Ce que montre bien votre enquête, c’est que les outils numériques ne viennent pas bouleverser les paysages sociaux – ils s’accrochent là où des usages existent déjà…
Facebook propose un même dispositif à tout le monde, mais si vous êtes cadre supérieur vous y mettrez tous vos contacts professionnels et si vous êtes manœuvre en usine, vous posterez des clips de Johnny, des bandes annonces de Sophie Marceau et des nouvelles de la famille. Ces outils sont des dispositifs plastiques, dont les gens peuvent s’emparer de manière très différente. Prenez l’exemple du téléphone portable : ces classes populaires s’en sont emparées très vite. L’ordinateur posait problème : il était trop cher, difficile à utiliser, on avait peur de le casser… Mais la tablette et le smartphone ont été adoptés très vite. Il faudrait le montrer avec des statistiques mais je suis persuadée que ça a eu un effet très important sur la pénétration d’Internet auprès des classes populaires.

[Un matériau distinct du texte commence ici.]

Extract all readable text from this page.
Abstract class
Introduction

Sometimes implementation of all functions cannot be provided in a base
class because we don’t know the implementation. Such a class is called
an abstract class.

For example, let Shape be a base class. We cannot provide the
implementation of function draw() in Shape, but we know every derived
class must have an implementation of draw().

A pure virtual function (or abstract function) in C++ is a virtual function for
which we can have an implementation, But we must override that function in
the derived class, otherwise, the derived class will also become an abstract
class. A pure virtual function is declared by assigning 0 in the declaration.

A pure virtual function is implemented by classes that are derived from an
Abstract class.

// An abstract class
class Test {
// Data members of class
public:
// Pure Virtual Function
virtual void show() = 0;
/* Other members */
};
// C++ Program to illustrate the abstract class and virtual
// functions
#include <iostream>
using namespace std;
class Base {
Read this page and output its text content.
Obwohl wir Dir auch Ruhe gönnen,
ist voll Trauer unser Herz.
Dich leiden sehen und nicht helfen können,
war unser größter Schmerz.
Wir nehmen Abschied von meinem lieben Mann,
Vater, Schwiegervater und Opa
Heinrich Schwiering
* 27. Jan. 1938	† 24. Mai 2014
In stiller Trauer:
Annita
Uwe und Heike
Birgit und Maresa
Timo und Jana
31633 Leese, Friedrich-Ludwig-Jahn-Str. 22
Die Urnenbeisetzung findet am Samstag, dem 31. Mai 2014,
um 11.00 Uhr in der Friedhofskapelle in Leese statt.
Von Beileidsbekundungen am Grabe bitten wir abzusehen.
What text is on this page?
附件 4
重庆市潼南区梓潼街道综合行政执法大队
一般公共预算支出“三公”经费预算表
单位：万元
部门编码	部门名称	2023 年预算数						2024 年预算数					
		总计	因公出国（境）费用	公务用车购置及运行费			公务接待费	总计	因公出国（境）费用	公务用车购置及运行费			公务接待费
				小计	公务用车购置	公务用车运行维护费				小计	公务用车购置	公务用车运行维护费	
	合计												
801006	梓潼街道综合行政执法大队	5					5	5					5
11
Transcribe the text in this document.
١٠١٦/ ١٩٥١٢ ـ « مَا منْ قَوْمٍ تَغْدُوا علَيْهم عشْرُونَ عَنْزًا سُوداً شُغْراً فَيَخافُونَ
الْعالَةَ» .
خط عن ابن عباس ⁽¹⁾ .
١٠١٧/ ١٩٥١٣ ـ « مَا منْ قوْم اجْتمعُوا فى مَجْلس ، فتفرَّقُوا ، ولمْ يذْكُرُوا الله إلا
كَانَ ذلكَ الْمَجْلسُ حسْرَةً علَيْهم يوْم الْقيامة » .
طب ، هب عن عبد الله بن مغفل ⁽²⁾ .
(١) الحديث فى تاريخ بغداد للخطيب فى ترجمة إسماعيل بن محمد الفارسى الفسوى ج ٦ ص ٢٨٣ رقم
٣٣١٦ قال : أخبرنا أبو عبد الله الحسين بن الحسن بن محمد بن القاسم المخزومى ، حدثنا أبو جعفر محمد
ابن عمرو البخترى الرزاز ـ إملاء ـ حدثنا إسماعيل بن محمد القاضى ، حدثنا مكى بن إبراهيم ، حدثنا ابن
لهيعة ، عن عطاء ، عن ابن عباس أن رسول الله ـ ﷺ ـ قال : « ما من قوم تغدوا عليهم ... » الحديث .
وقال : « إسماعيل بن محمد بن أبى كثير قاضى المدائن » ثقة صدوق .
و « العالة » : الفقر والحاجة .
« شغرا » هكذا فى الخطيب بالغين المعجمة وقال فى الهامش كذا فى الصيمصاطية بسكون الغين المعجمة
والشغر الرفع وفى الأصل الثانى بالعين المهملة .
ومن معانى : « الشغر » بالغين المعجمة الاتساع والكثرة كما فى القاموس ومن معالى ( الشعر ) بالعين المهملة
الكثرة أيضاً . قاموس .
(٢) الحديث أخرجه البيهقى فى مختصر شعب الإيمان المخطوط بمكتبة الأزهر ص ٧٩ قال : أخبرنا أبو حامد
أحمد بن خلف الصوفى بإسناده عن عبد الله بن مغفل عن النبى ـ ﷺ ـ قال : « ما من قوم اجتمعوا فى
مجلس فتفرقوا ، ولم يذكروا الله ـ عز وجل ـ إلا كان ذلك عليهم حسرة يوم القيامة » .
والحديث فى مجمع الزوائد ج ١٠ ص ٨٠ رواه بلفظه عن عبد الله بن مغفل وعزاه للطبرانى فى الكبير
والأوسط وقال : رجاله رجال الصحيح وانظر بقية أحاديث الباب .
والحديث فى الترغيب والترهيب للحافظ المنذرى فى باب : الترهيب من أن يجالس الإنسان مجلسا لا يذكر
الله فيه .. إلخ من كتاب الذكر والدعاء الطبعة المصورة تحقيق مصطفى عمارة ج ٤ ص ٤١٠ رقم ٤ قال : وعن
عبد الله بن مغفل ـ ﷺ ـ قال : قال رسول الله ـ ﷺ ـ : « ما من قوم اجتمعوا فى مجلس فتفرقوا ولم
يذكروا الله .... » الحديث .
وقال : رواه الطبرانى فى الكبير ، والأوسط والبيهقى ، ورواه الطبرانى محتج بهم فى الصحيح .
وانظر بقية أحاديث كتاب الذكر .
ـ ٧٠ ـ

C’est ce que vous appelez « l’appropriation différentielle » des outils. C’est très frappant aussi pour le mail, très utilisé par les classes moyennes et supérieures mais peu par les classes populaires.
Le mail n’est pas aimé. C’est de l’écrit, qui n’est pas censé être complètement phonétique (contrairement à Facebook), c’est asynchrone… Le mail est assimilé à une non-relation. Il n’est pas utilisé pour la correspondance personnelle mais les achats et les contacts avec l’administration. J’ai ainsi rencontré des gens qui ont 500 mails non ouverts… Ceci pose un problème majeur dans la communication avec Pôle Emploi, la CAF : tout ceci fonctionne largement par mail, or ces mails sont perdus dans un océan de pub venant des sites d’achats.
Avez-vous repéré d’autres usages concernant la protection des données personnelles, le rapport à la « privacy » ?
Personne ne m’en a parlé. Lors des entretiens, les aspects néfastes d’Internet apparaissaient sous l’angle de la perte de la communication en face à face, des problèmes de l’anonymat… Mais pas de la collecte de données. Est-ce que ça veut dire que c’est une inquiétude qui n’a pas traversé cette zone sociale ? C’est possible. Il faudrait peut-être des campagnes d’information auprès des milieux populaires. Car c’est une question qui n’est jamais sortie en entretien. Comme s’il n’y avait pas les mêmes problèmes publics dans tous les milieux sociaux.
« Les usages qui se sont imposés comme la norme ont été définis par une classe dominante et minoritaire. »
Est-ce qu’il y a des endroits où vous avez constaté que ces outils numériques créent ou diminuent des inégalités existantes ?
L’échec du contact dématérialisé avec les services sociaux est majeur – tout comme l’est le succès des applications bancaires. Ce qui montre bien que cet échec n’est pas lié à une méfiance de la dématérialisation. J’ai rencontré une femme qui consulte son appli bancaire avant de faire chaque course. On voit bien que ces dispositifs sont entrés dans les habitudes, parce qu’ils rendent un service énorme, qu’ils sont désangoissants : on sait quand arrivent les virements, les prélèvements, on sait exactement ce qui reste… Mais ce n’est pas utilisé de la même manière dans les classes supérieures, qui ne s’en servent pas comme d’un fil continu.
Sur le fond, ces histoires d’inégalités sont compliquées. Il y a une vérité pour ces personnes, qui n’est pas la même que la mienne. Leur façon de s’en servir, sans créer de GIFs, de mash-ups, de memes… c’est aussi très bien. On parle, dans la presse, de ceux qui créent. Mais on peut vivre sans. Les usages qui se sont imposés comme la norme ont été définis par une classe dominante et minoritaire. Les usages vus comme insuffisants, manquants … sont aussi, simplement, des usages différents.